Joe Roth (born July 13, 1948) is an American film executive, producer and film director. He co-founded Morgan Creek Productions in 1987 and was chairman of 20th Century Fox (1989–1993), Caravan Pictures (1993–1994), and Walt Disney Studios (1994–2000) before founding Revolution Studios in 2000.
Early life 
Roth was born in New York, New York, the son of Lawrence Roth, a foreman at a plastics plant, and Frances Roth. Roth is of Jewish heritage. In 1959, Roth's father volunteered his son to be a plaintiff in the ACLU's effort to abolish mandatory prayer in public schools. The case, filed in New York, wound its way through the system, finally reaching the U.S. Supreme Court in 1962. The Court ruled that such prayer was unconstitutional under the First Amendment, in the landmark case of Engel v. Vitale.
Over the course of his career, he has produced over 40 films, and has directed six to date, including 1990's Coupe de Ville (in which a Cadillac Coupe de Ville plays a big part) and 2001's America's Sweethearts.
Roth, who was ranked 6th in Premiere Magazine's 2003 Hollywood Power List, produced the 76th annual Academy Awards.

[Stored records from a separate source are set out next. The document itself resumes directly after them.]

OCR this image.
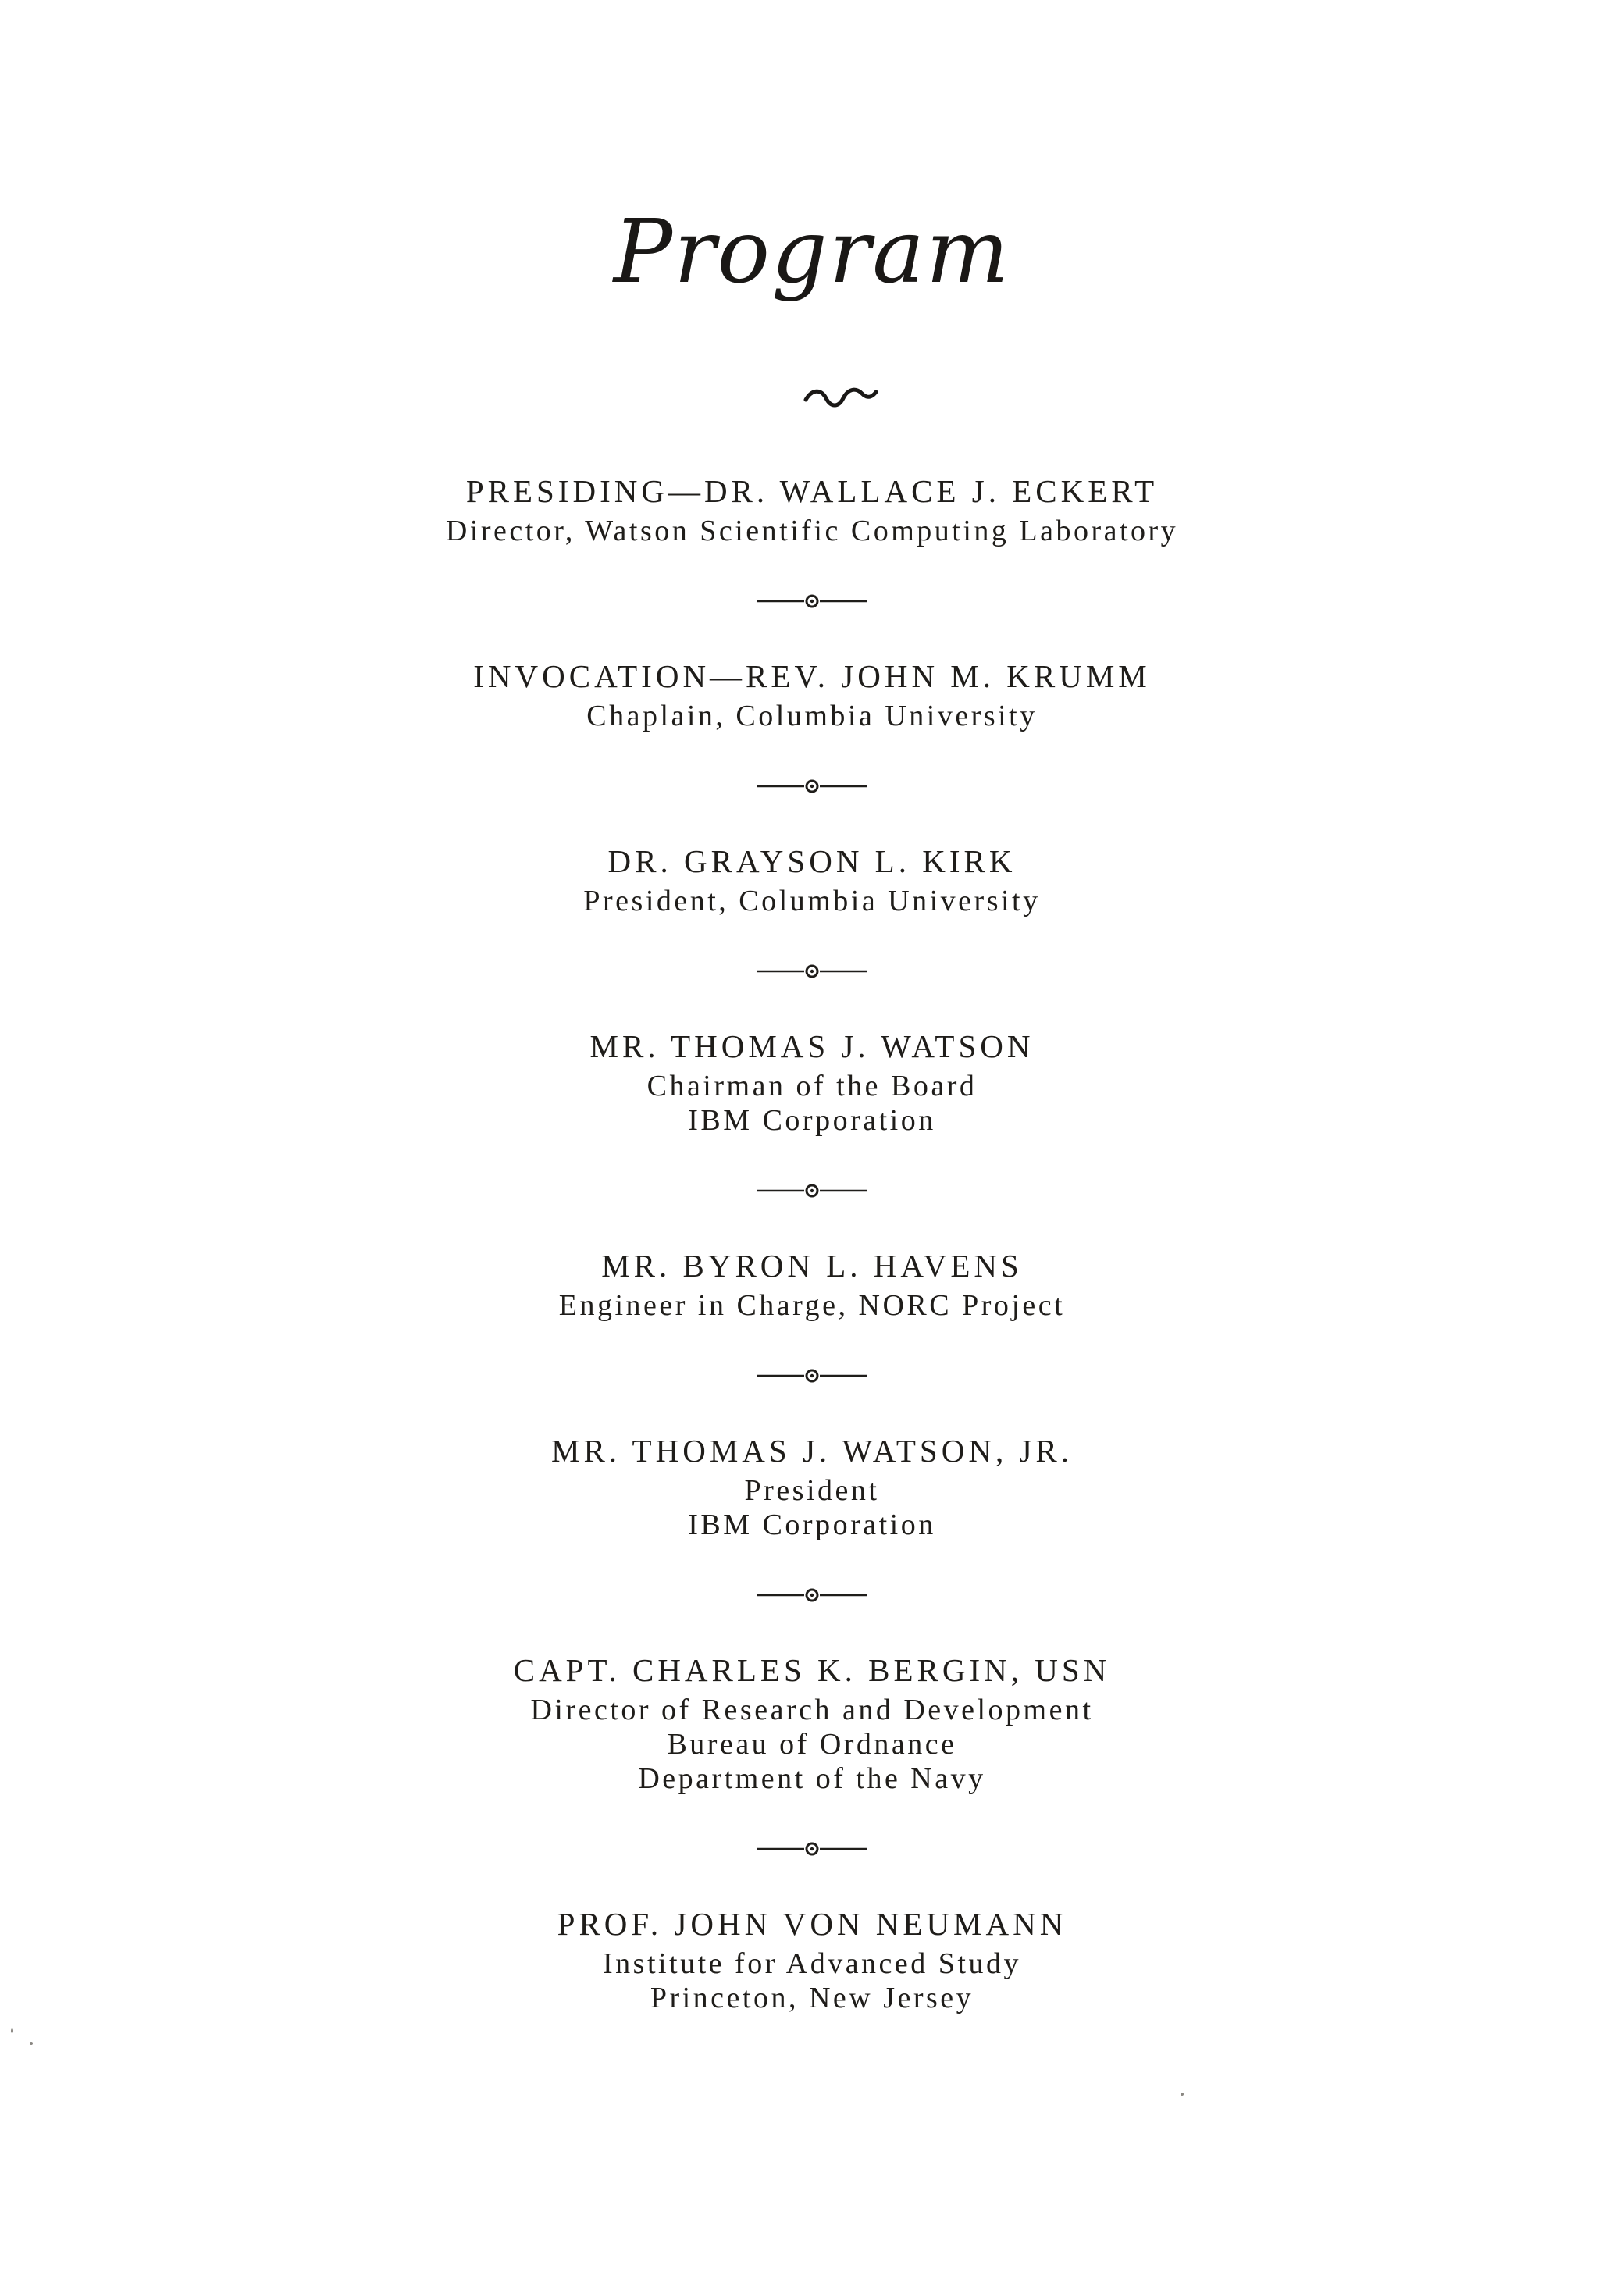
Program
PRESIDING—DR. WALLACE J. ECKERT
Director, Watson Scientific Computing Laboratory
INVOCATION—REV. JOHN M. KRUMM
Chaplain, Columbia University
DR. GRAYSON L. KIRK
President, Columbia University
MR. THOMAS J. WATSON
Chairman of the Board
IBM Corporation
MR. BYRON L. HAVENS
Engineer in Charge, NORC Project
MR. THOMAS J. WATSON, JR.
President
IBM Corporation
CAPT. CHARLES K. BERGIN, USN
Director of Research and Development
Bureau of Ordnance
Department of the Navy
PROF. JOHN VON NEUMANN
Institute for Advanced Study
Princeton, New Jersey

Roth announced that in October 2007, when Revolution's distribution deal with Sony Pictures ends, Revolution Studios will close and he will join Sony as a producer.
On November 13, 2007, Roth was introduced as the majority owner of a Seattle, Washington-based Major League Soccer franchise along with Paul Allen. Seattle Sounders FC—which calls CenturyLink Field home—began regular season play in 2009.
Personal life 
He is married to Donna Arkoff whose father was movie producer Samuel Z. Arkoff. They have three children.